In the wake of the 2016 presidential election, Khalid wrote a popular essay titled “What It Was Like as a Muslim to Cover the Election,” wherein she recalled her experiences traveling the nation talking with voters. Khalid’s essay analyzes and evaluates how being a Muslim woman during a divisive political campaign made her vulnerable to discrimination.
Khalid prefaced her lecture by sharing her life story as it pertained to religious divides. She had grown up in a small Indiana steel town and never noticed any discrimination or differential treatment because of her family’s religion. Khalid claims that the September 11 attacks in 2001 did not cause any great changes for Muslim relations in America.
“Its funny to look at that moment in history as a sort of divisive point, because if you look back, many of us who are Muslim felt we were treated extraordinarily well by our neighbors,” Khalid said. “So again, it was really no big blip.”
Jumping ahead to 2016, Khalid explained that she believed Muslims had made great progress in the political realm. Khalid pointed out how in 2008 it was controversial for Muslim women to simply appear on television standing behind then-Senator Barack Obama.
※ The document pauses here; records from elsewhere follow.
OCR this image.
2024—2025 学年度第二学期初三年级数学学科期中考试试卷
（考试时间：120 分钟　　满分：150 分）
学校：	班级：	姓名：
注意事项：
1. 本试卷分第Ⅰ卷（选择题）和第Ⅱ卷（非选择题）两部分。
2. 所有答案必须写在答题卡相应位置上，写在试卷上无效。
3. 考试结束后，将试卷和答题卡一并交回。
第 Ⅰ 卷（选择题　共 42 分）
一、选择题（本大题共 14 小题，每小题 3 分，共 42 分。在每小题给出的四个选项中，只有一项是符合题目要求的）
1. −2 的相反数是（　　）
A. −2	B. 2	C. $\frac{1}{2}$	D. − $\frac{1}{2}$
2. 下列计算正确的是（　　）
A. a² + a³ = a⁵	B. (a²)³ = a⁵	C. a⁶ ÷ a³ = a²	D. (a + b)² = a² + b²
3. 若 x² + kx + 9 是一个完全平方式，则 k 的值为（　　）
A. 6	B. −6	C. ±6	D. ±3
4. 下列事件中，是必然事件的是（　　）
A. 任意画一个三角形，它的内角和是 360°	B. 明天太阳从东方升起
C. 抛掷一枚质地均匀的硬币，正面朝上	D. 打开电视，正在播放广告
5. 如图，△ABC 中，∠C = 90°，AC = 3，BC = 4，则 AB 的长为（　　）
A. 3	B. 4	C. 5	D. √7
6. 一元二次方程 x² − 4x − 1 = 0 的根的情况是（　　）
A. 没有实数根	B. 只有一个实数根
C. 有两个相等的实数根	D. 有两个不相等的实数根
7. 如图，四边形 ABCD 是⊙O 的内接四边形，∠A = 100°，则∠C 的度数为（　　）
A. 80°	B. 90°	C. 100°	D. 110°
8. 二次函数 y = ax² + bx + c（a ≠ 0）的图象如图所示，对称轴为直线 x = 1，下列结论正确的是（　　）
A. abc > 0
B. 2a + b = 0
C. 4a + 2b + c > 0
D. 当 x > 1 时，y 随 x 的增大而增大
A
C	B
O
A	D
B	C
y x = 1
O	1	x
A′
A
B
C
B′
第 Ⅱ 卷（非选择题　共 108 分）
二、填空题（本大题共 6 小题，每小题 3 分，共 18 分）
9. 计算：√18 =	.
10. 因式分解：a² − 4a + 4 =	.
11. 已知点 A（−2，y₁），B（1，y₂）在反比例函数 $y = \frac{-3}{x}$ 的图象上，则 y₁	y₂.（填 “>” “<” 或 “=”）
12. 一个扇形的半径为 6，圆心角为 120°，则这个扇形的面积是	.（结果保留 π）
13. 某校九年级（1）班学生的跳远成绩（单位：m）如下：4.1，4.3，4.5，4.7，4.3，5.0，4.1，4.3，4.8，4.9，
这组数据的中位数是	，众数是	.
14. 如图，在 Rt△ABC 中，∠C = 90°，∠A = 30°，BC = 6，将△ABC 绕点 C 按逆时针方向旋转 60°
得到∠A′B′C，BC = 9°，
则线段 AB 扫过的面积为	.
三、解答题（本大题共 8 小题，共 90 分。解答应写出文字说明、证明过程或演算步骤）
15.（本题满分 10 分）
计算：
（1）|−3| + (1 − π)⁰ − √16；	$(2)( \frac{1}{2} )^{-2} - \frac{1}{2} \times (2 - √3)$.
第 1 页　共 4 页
In 2016, Khalid noted that politicians were making great effort to reach out to the Muslim vote.
While Khalid applauds the growing acceptance of Muslims into politics, she perceives that many Muslims, including herself, experienced discrimination during the 2016 presidential campaign. Khalid related one particularly memorable incident when she personally felt threatened because of her religion.
In a white working class neighborhood in South Columbus, Ohio, Khalid joined a camera crew going door-to-door conducting interviews. While interviewing a woman on her front porch, Khalid received verbal abuse from the woman’s mother. The mother loudly shouted to her daughter to make the camera crew leave. Khalid played an audio tape recording the woman yelling at her to leave solely on the basis of her being a Muslim.
“You could hear her in the background saying, ‘There’s a Muslim on my property! This is even more ridiculous!’ and she was just so upset,” Khalid said. “I was really numb.”
Khalid claimed that she did not become emotionally upset by this hostility. She did admit, however, that the buildup of frustration with discrimination and the busy weeks working with little sleep did cause her to breakdown and cry. NPR reported that Khalid was also bullied on Twitter during the campaign. She said that this sometimes made it difficult to concentrate on her work.
The primary message of Khalid’s lecture focused on empathy. She advocated speaking with Muslims and understanding their experiences. Khalid hopes that by acknowledging other people’s humanity, Americans may overcome the religious divides in this country.
“When it comes to Muslim identity, I think one of the things that is really helpful is for folks to realize that there is a lot of diversity within the Islamic faith itself,” Khalid said. “You may know more Muslims than you think. You know, there are Muslims who are basketball players, there are Muslims who are actors. They are a part of American life already. I think it’s just convenient to pretend that those Muslims aren’t there.”